Wednesday, October 20, 2010

Mission Statements Can Make The Difference. The Question Is WHAT?

I was thinking about mission statements and how many companies I've worked with in the last 30 years that have made them and how it made a difference or not. I have to say that the operative word is NOT.

I was also thinking about the history of that phrase, mission statement. I don't know what the real history is and it is obscure in researching online; however, in my own experience, the phrase mission statement became very popular and all the rage so to speak in the early 1990's after the publication of Stephen Covey's book, 7 Habits of Highly Effective People. Of course, he was referring to a personal mission statement, which is even worse in my mind, but corporate America took it and went goofy with it.

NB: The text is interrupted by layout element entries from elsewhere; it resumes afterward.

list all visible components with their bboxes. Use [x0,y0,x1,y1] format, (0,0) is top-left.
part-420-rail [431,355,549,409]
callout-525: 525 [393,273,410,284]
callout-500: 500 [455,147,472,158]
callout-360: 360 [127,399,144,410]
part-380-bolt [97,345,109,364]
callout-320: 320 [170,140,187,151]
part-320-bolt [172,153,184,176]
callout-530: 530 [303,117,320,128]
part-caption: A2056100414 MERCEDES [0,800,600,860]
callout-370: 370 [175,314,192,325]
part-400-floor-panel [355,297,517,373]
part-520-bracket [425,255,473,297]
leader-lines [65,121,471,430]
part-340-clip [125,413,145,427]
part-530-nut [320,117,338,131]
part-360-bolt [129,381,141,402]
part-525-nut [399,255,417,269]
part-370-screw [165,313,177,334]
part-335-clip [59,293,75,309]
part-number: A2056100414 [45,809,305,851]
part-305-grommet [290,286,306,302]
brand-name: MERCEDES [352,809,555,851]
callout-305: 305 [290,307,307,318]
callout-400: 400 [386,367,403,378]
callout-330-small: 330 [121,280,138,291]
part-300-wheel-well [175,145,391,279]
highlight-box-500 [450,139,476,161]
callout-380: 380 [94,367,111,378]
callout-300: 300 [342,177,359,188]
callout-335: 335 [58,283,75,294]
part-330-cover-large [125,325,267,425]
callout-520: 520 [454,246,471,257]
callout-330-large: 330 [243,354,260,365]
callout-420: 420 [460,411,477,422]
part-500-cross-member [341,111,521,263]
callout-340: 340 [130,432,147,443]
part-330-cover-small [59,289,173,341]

One problem I have with mission statements is not that they are altruistic, which they generally are, or that they are dripping with slippery, obsequious platitudes, which seems to be a requirement. No, my problem is that all that I have seen are BS--plain and simple--BS.

Another problem I have with them is that once the company goes down the path of doing this, they lose the loyalty and belief of the people who work there because now there is this dreamy, wonderful-sounding objective and they will keep the company accountable. The first failure to achieve the stated mindset, begins the slow and sure cracking of the company employees trust and belief.

Another problem is that these companies publish this dribble for customers to see. Customers are far smarter than companies give them credit, and they will pay close attention to how a company measures up to its "promises."

All of this together is tantamount to the beginning of the end for these companies. Believe me, I have watched it happen and I can trace it all back to the first mission statement meeting and the months long drafting and redrafting of the magical elixir called the company mission statement.

So, what do I mean when I say it "can make the difference?" Certainly, it can be the negative side as I've presented here, and it can also be the thing that takes the company from zero to hero. So, what's the difference? It's very, very simple: walk your talk.

For the mission statement to be a positive springboard to greater success, a company must live their mission statement each and every day. They must measure themselves against it and every decision they make must be measured against it. They must treat their employees as if they are measuring the company against it, because they will be and are. They must treat their customers as if they are measuring the company against it, because they will be and are. They must become the mission statement before they get there. They must own it and live it and breathe it. That, my friends, will make all the difference. Not one of the companies that I was involved with who created mission statements did this. Most of them are out of business today.

Better to not have a mission statement than to have one that is obviously BS.